While SRR schemes offer empirical robustness and generality, they rely on certain modeling assumptions:

In quantization error reconstruction, the surrogate for optimal rank split assumes constant relative quantization noise and statistical similarity to random matrix spectral decay. Deviation from these can degrade results (Cho et al., 2 Feb 2026).
SRR typically allocates a global $k$ per layer; finer-grained splits (e.g., per subblock or head) may unlock further gains.
Medical imaging SRR relies on well-chosen patch, clustering, and threshold parameters; excessive layering can have diminishing returns.
All frameworks require an initial, sufficiently high-quality baseline; pathological failure of the first stage can limit maximum achievable accuracy.

Potential extensions include dynamic, data-adaptive rank splits, application to non-uniform and mixed precisions, and deeper integration with other parameter-efficient optimization and fine-tuning methods.

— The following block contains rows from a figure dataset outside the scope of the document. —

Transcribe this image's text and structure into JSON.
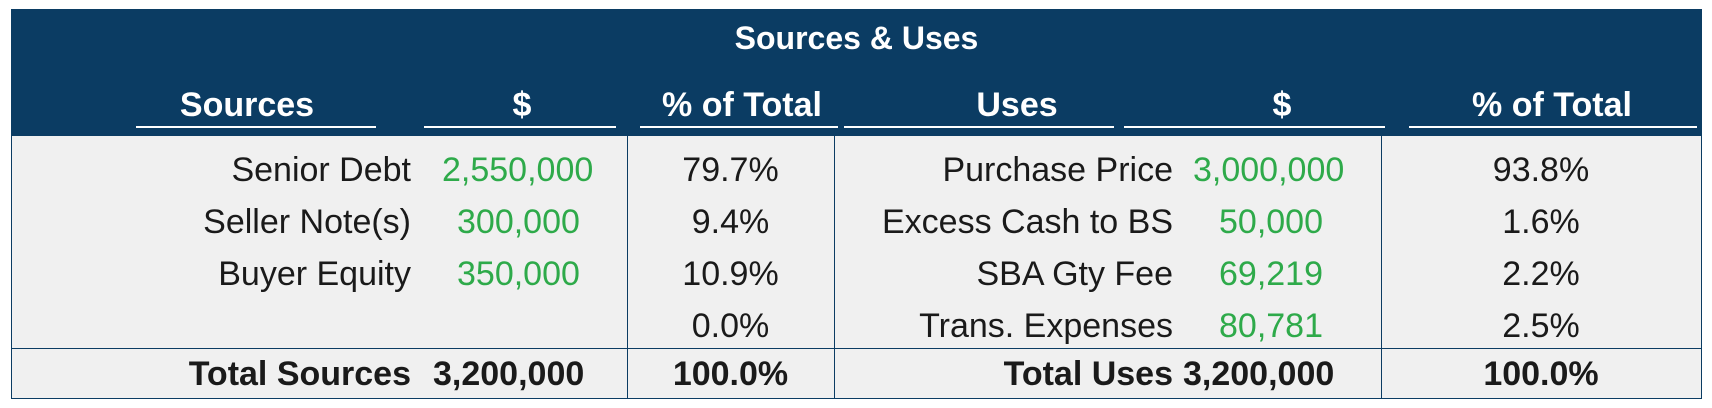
{
  "title": "Sources & Uses",
  "headers": {
    "sources": "Sources",
    "sources_amount": "$",
    "sources_pct": "% of Total",
    "uses": "Uses",
    "uses_amount": "$",
    "uses_pct": "% of Total"
  },
  "sources": [
    {
      "label": "Senior Debt",
      "amount": "2,550,000",
      "pct": "79.7%"
    },
    {
      "label": "Seller Note(s)",
      "amount": "300,000",
      "pct": "9.4%"
    },
    {
      "label": "Buyer Equity",
      "amount": "350,000",
      "pct": "10.9%"
    },
    {
      "label": "",
      "amount": "",
      "pct": "0.0%"
    }
  ],
  "uses": [
    {
      "label": "Purchase Price",
      "amount": "3,000,000",
      "pct": "93.8%"
    },
    {
      "label": "Excess Cash to BS",
      "amount": "50,000",
      "pct": "1.6%"
    },
    {
      "label": "SBA Gty Fee",
      "amount": "69,219",
      "pct": "2.2%"
    },
    {
      "label": "Trans. Expenses",
      "amount": "80,781",
      "pct": "2.5%"
    }
  ],
  "totals": {
    "sources_label": "Total Sources",
    "sources_amount": "3,200,000",
    "sources_pct": "100.0%",
    "uses_label": "Total Uses",
    "uses_amount": "3,200,000",
    "uses_pct": "100.0%"
  },
  "colors": {
    "header_bg": "#0b3c63",
    "body_bg": "#f0f0f0",
    "input_green": "#2eaa4a"
  }
}
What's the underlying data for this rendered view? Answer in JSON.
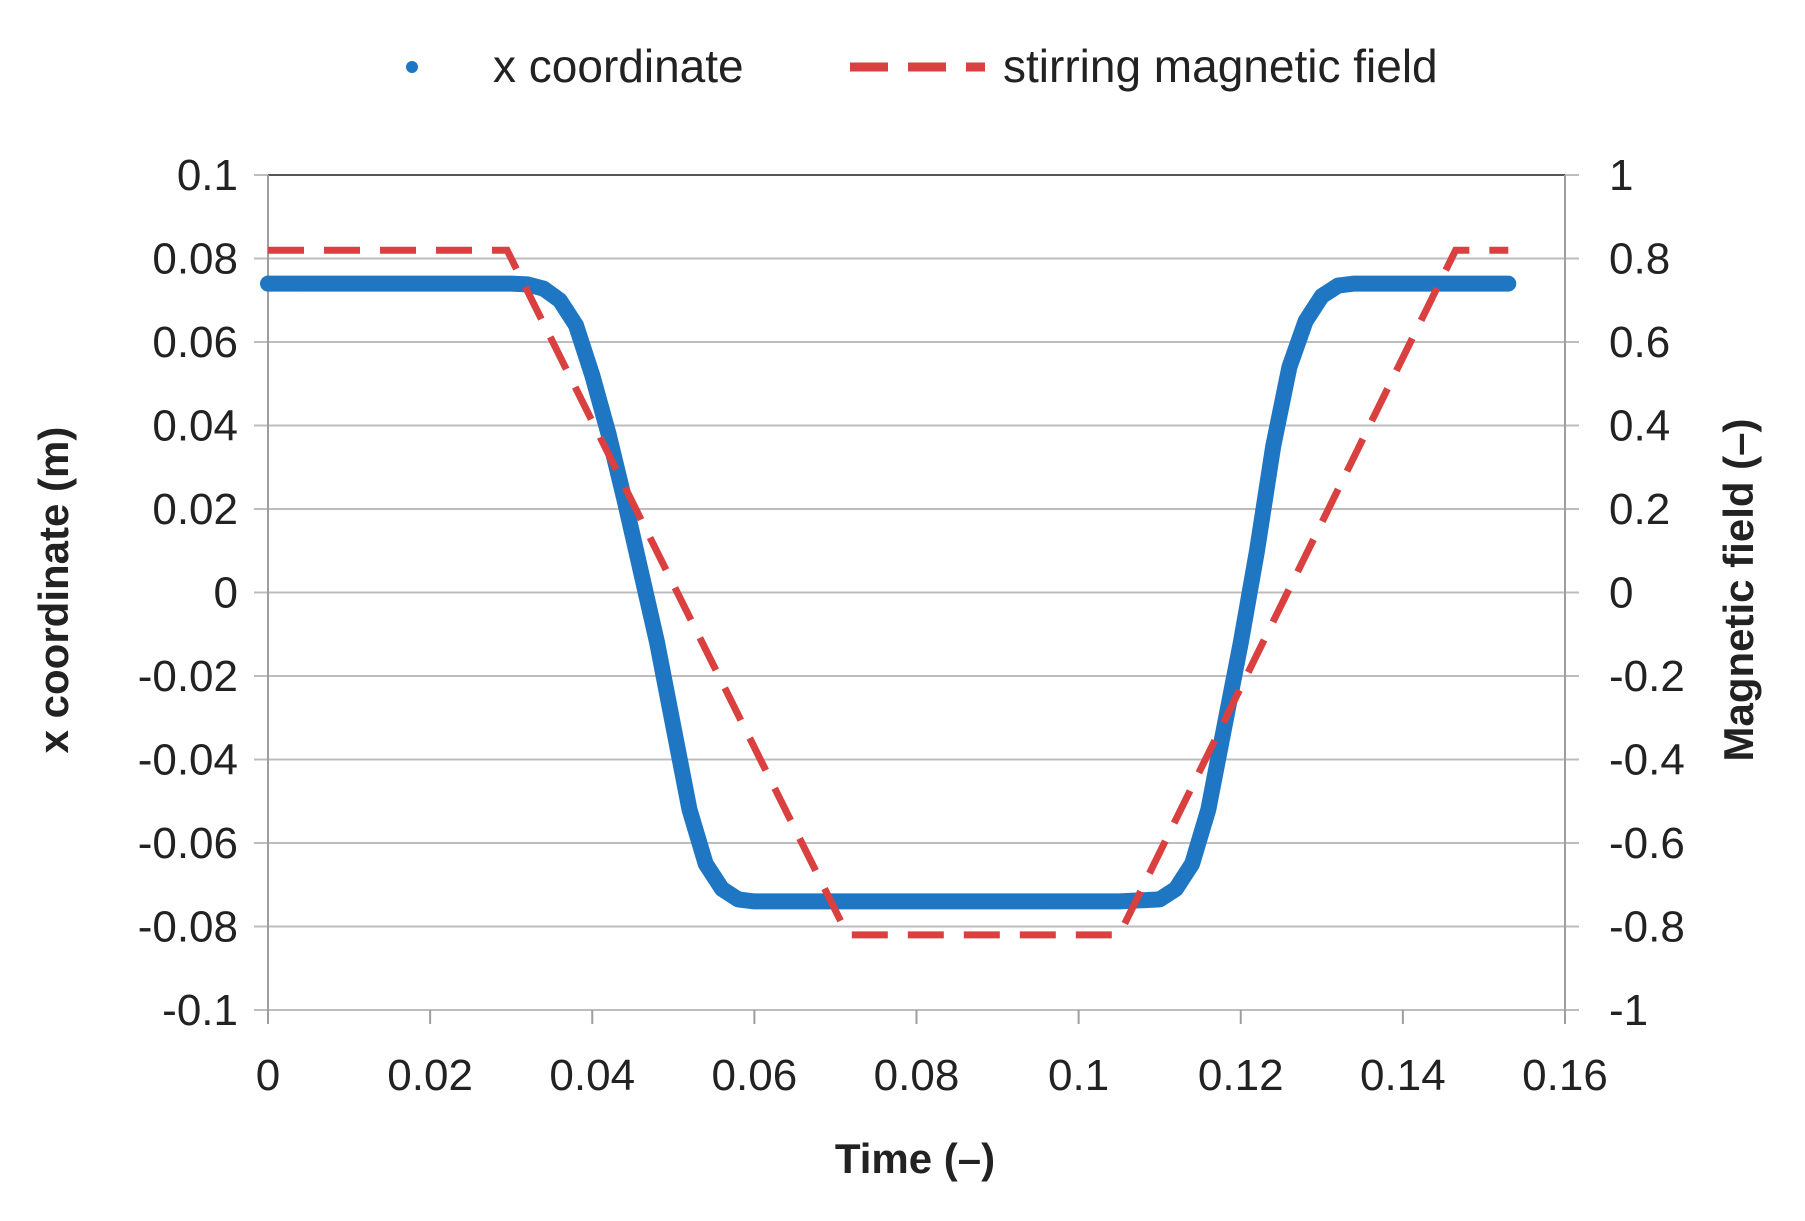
{
  "chart_data": {
    "type": "line",
    "xlabel": "Time (–)",
    "ylabel": "x coordinate (m)",
    "y2label": "Magnetic field (–)",
    "xlim": [
      0,
      0.16
    ],
    "ylim": [
      -0.1,
      0.1
    ],
    "y2lim": [
      -1,
      1
    ],
    "grid": true,
    "legend_position": "top",
    "x_ticks": [
      "0",
      "0.02",
      "0.04",
      "0.06",
      "0.08",
      "0.1",
      "0.12",
      "0.14",
      "0.16"
    ],
    "y_ticks": [
      "-0.1",
      "-0.08",
      "-0.06",
      "-0.04",
      "-0.02",
      "0",
      "0.02",
      "0.04",
      "0.06",
      "0.08",
      "0.1"
    ],
    "y2_ticks": [
      "-1",
      "-0.8",
      "-0.6",
      "-0.4",
      "-0.2",
      "0",
      "0.2",
      "0.4",
      "0.6",
      "0.8",
      "1"
    ],
    "series": [
      {
        "name": "x coordinate",
        "axis": "left",
        "style": "dots",
        "color": "#1f77c4",
        "x": [
          0,
          0.005,
          0.01,
          0.015,
          0.02,
          0.025,
          0.03,
          0.032,
          0.034,
          0.036,
          0.038,
          0.04,
          0.042,
          0.044,
          0.046,
          0.048,
          0.05,
          0.052,
          0.054,
          0.056,
          0.058,
          0.06,
          0.065,
          0.07,
          0.075,
          0.08,
          0.085,
          0.09,
          0.095,
          0.1,
          0.105,
          0.11,
          0.112,
          0.114,
          0.116,
          0.118,
          0.12,
          0.122,
          0.124,
          0.126,
          0.128,
          0.13,
          0.132,
          0.134,
          0.136,
          0.14,
          0.145,
          0.15,
          0.153
        ],
        "values": [
          0.074,
          0.074,
          0.074,
          0.074,
          0.074,
          0.074,
          0.074,
          0.0738,
          0.0728,
          0.07,
          0.064,
          0.052,
          0.038,
          0.022,
          0.005,
          -0.012,
          -0.032,
          -0.052,
          -0.065,
          -0.071,
          -0.0735,
          -0.074,
          -0.074,
          -0.074,
          -0.074,
          -0.074,
          -0.074,
          -0.074,
          -0.074,
          -0.074,
          -0.074,
          -0.0735,
          -0.071,
          -0.065,
          -0.052,
          -0.032,
          -0.012,
          0.01,
          0.035,
          0.054,
          0.065,
          0.071,
          0.0735,
          0.074,
          0.074,
          0.074,
          0.074,
          0.074,
          0.074
        ]
      },
      {
        "name": "stirring magnetic field",
        "axis": "right",
        "style": "dashed",
        "color": "#d9403f",
        "x": [
          0,
          0.0295,
          0.0715,
          0.105,
          0.1465,
          0.153
        ],
        "values": [
          0.82,
          0.82,
          -0.82,
          -0.82,
          0.82,
          0.82
        ]
      }
    ]
  }
}
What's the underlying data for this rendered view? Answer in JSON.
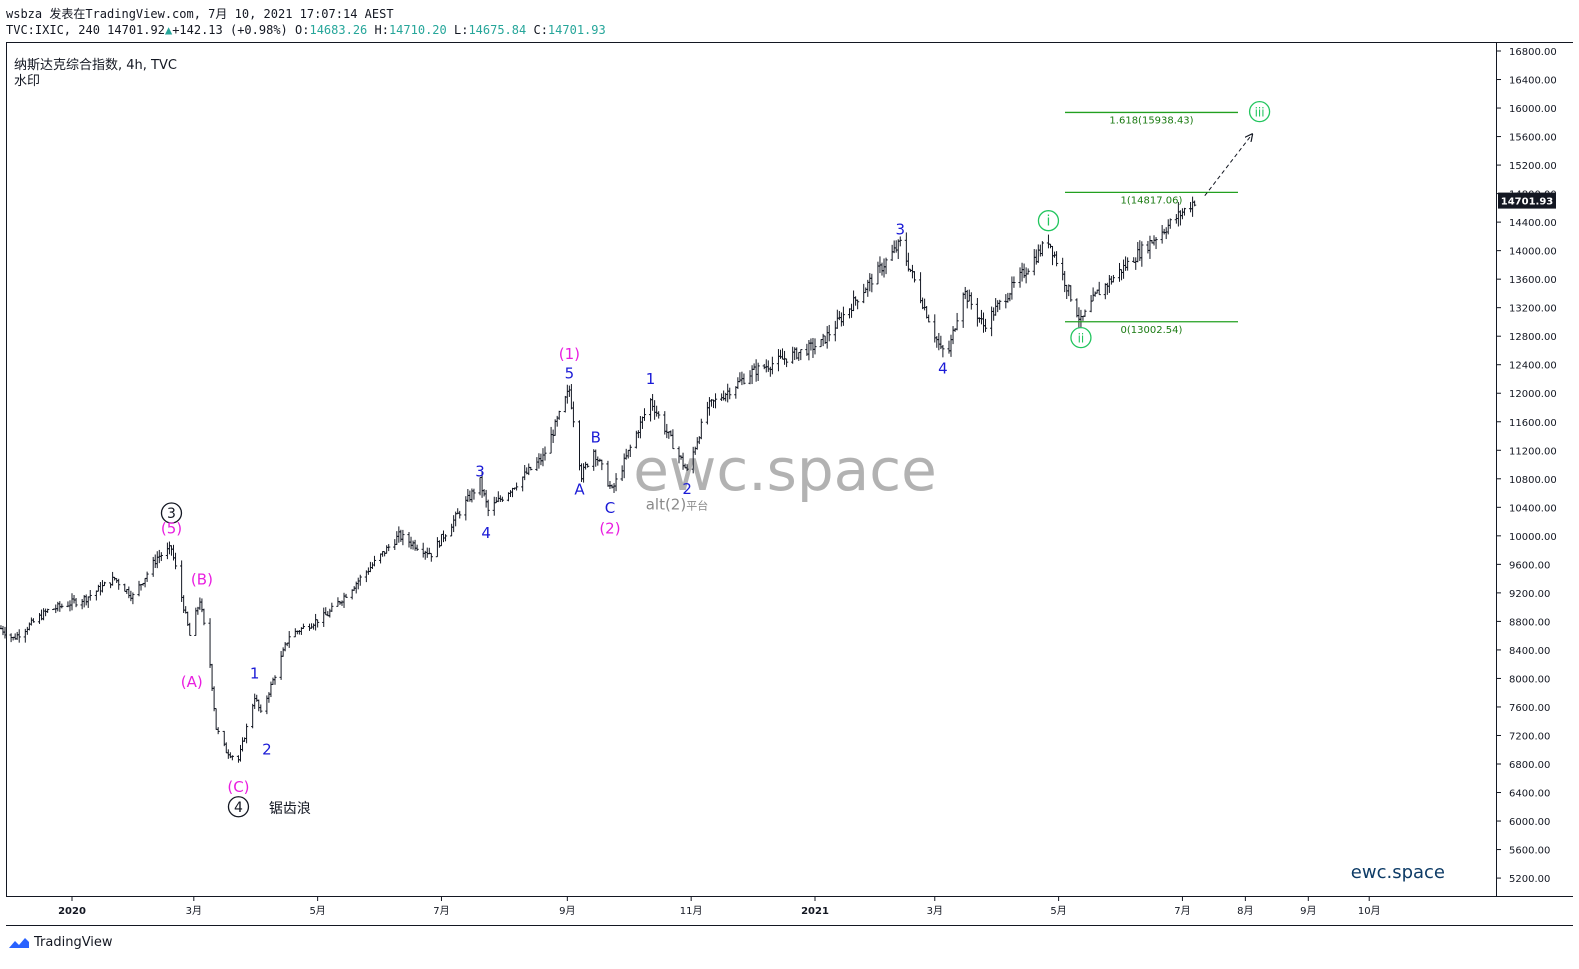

SRR thus unifies a family of modular enhancement techniques for complex reconstruction and compression tasks, demonstrating consistent efficacy across vision, medical imaging, and LLM domains by structuring the recovery of residual errors through learned, clustered, or low-rank models. Recent studies have established SRR as a reliable paradigm for leveraging classical methods and modern learning frameworks in tandem, with significant quantitative advances in accuracy and practical deployment (Stucker et al., 2020, Yang et al., 2022, Cho et al., 2 Feb 2026).